"If I believe in something and someone I'm not going to hide it," Vermeil told his players and supporters. "We can win it all. We may not. We have no guarantee we'll even go to the playoffs. But I know where we are because I've been there before. I've done it before. I know the environment. I can smell it here. I feel it."
After spending two seasons acquiring the personnel and establishing the chemistry he believes is necessary to win, Vermeil does not want his 2003 Chiefs to be content with merely making the playoffs for the first time since 1997, or even winning a postseason game for the first time since 1993.
But the Chiefs have three key questions for the 2003 season that will determine if Vermeil can get Kansas City back to the Super Bowl.
1. Is Priest Holmes really fully recovered from his hip injury? On the surface, the answer is yes. Holmes was given just enough preseason duty to show he is not visibly affected by last Dec. 15's injury, but not enough playing time to demonstrate he can again be the NFL's best all-purpose running back as he has been the past two seasons.
2. Even if healthy, will Holmes' demand for a contract extension be realized by opening day, and will he play against the Chargers if it isn't?
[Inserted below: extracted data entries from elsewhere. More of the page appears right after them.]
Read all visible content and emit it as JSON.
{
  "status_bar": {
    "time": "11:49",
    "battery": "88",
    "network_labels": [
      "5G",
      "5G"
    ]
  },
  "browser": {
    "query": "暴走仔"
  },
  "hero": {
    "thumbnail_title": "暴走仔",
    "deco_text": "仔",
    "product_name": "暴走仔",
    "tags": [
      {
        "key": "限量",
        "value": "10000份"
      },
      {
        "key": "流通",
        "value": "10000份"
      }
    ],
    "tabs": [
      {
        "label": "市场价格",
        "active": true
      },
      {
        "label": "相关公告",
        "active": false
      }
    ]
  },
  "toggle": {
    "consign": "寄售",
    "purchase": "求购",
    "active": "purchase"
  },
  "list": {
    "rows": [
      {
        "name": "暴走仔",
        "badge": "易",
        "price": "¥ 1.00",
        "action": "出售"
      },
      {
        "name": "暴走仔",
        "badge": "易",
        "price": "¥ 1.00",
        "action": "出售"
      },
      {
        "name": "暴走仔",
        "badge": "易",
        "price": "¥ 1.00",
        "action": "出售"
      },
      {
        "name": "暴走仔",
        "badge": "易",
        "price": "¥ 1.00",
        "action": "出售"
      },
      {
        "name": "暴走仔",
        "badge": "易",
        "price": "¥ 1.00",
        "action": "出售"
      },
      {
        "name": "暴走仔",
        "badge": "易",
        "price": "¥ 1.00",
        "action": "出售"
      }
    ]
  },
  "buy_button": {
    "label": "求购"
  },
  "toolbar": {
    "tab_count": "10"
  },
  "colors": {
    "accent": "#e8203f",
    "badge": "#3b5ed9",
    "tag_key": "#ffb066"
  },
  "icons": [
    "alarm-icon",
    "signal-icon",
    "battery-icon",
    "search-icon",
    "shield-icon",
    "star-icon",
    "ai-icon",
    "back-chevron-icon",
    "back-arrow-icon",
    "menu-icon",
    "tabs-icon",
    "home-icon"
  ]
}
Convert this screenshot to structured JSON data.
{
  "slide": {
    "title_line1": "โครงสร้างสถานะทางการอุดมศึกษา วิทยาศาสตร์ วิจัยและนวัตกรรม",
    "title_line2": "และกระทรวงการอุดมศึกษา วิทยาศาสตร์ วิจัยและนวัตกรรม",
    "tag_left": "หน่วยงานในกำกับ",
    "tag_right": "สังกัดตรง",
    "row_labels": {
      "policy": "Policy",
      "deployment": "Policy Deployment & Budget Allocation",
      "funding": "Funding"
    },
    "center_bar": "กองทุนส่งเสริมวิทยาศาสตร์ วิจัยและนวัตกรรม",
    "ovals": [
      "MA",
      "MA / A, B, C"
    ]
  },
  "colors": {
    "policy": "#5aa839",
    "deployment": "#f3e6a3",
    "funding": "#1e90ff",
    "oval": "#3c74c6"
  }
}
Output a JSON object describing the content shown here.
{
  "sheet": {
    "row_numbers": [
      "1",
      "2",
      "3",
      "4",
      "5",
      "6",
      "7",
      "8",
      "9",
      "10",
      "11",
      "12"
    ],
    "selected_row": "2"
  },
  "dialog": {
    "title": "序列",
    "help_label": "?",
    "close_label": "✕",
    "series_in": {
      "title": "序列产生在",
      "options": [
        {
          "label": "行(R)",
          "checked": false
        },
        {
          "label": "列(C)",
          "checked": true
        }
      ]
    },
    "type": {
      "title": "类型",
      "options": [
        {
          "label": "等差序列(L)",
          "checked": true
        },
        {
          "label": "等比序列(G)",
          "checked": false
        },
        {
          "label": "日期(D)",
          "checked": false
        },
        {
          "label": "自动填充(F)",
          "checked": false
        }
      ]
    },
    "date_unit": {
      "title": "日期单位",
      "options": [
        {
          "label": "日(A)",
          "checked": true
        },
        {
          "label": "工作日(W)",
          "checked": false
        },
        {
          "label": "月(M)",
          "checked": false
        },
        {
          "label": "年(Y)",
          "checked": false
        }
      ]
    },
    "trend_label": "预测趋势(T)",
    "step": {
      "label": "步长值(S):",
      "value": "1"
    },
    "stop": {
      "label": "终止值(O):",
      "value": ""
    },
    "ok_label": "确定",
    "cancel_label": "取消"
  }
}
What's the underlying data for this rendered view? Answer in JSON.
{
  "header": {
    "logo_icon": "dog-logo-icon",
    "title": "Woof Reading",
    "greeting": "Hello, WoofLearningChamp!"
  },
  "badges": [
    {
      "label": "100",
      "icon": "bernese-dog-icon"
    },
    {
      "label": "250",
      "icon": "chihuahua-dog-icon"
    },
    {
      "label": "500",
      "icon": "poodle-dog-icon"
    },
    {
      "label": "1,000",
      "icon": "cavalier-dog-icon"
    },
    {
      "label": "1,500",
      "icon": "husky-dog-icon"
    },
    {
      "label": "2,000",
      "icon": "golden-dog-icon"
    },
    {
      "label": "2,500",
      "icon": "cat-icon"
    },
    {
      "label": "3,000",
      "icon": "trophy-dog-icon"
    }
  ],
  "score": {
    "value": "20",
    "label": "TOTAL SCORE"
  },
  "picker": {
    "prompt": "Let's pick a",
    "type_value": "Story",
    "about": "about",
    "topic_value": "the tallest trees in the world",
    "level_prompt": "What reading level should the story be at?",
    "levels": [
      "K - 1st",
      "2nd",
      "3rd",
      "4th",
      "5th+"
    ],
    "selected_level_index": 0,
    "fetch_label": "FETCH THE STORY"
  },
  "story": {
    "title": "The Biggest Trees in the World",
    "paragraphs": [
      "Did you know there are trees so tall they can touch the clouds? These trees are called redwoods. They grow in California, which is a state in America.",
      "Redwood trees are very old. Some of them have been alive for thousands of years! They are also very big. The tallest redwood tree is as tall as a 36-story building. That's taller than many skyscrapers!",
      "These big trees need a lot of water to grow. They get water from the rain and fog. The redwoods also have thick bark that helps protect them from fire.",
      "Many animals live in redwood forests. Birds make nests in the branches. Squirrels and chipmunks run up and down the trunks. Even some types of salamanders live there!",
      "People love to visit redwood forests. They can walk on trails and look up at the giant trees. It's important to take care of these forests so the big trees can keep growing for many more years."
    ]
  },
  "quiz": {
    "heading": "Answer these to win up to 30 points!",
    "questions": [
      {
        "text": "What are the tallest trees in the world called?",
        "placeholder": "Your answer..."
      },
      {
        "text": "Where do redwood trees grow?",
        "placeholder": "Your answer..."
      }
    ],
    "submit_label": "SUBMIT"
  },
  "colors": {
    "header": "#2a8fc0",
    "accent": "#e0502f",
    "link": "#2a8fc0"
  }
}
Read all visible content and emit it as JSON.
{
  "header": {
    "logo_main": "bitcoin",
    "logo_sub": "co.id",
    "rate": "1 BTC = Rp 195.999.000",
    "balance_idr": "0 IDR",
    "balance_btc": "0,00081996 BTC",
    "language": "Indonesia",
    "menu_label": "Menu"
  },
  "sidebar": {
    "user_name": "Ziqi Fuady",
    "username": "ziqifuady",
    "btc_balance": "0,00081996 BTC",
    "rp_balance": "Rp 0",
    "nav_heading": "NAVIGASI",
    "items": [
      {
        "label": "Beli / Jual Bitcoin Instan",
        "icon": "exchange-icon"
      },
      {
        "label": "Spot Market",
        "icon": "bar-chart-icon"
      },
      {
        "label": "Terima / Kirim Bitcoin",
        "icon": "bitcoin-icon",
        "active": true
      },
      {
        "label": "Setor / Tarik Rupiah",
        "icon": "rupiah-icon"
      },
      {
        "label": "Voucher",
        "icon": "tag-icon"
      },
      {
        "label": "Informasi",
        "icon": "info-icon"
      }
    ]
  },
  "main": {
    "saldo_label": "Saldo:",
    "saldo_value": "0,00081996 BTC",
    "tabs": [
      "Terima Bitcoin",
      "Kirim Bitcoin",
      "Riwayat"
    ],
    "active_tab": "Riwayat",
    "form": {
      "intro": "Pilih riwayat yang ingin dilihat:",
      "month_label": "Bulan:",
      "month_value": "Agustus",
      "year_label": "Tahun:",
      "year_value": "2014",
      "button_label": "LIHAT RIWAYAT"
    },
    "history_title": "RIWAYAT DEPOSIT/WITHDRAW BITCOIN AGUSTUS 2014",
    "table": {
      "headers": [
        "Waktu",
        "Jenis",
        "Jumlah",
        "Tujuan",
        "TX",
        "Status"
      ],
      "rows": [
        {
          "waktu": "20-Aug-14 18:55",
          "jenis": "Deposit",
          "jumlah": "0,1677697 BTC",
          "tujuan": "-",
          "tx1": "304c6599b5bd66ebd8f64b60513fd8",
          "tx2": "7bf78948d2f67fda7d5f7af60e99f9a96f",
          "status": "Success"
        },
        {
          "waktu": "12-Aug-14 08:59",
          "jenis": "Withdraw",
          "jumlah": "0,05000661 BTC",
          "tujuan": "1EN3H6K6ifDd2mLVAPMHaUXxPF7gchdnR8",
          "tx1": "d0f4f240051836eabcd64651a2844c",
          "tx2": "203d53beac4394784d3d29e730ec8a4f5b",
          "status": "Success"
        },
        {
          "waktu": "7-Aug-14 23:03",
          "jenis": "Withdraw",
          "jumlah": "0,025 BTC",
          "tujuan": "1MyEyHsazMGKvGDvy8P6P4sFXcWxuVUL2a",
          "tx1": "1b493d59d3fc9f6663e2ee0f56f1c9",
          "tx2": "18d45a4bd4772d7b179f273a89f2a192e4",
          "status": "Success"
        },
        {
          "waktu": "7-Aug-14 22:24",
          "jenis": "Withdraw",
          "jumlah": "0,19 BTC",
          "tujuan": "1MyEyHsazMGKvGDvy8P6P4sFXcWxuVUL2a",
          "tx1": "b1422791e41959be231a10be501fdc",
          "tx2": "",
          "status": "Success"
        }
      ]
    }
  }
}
Holmes may not get the extension he wants by the opener, but he and team president Carl Peterson have been talking to each other, as well as through Holmes' agent. Holmes seems to feel things are progressing in a positive manner and looks ready to accept Peterson's word that a deal is forthcoming. Besides, if he misses a game and a game check, he might also have to kick back some of the $2 million signing bonus he took from the Chiefs upon joining the team in 2001.
3. Did the Chiefs appreciably improve their defense? The preseason offered mixed results. Kansas City did show a better pass rush, especially from the defensive right side where Vonnie Holliday and returning second-year player Ryan Sims form a nice combination. But cornerback play remains erratic on a good day, and until more pressure is brought to bear on opposing quarterbacks, it will stay that way.
Player to Watch:
Wide receiver Marc Boerigter -- He stormed out of the CFL last year to catch touchdown passes on eight of his 20 receptions -- a 40 percent scoring percentage -- as a rookie. A big target at 6-feet-3 with surprisingly good speed when he hits high gear, this unheralded player from tiny Hastings (Neb.) College could be poised for a breakthrough season. Both offensive coordinator Al Saunders and quarterback Trent Green believe strongly in his playmaking potential. Expect Boerigter to be starting midway through the season especially if Johnnie Morton or Eddie Kennison struggles.
Touting the Top Picks:
Running back Larry Johnson -- The first-round pick struggled to adjust to the NFL early in camp and spent most of his time as the No. 3 halfback behind Holmes and Derrick Blaylock, but a breakout game against Seattle put Johnson in position to challenge for the backup role he might eventually claim in his first season. Johnson is more gifted and has far more upside than Blaylock but he'll likley sit early in the season unless an injury occurs. But expect Johnson to continue to develop in practice over the first half of the season. With a few projected blowouts by the Chiefs, Johnson could see some playing time during the first eight weeks of the season.
Linebacker Kawika Mitchell -- Sidelined by a hamstring injury for more than two weeks of camp, he fell behind in his bid to back up starting middle linebacker Mike Maslowski. The Chiefs like their No. 2 pick enough that they'll give him plenty of time to catch up. Mitchell proved his value last week where he tackled a Rams running back on a short pass play for a loss and the very next play stuffed another Rams runner behind the line of scrimmage. If Mitchell continues to grow, he could split time with Maslowski.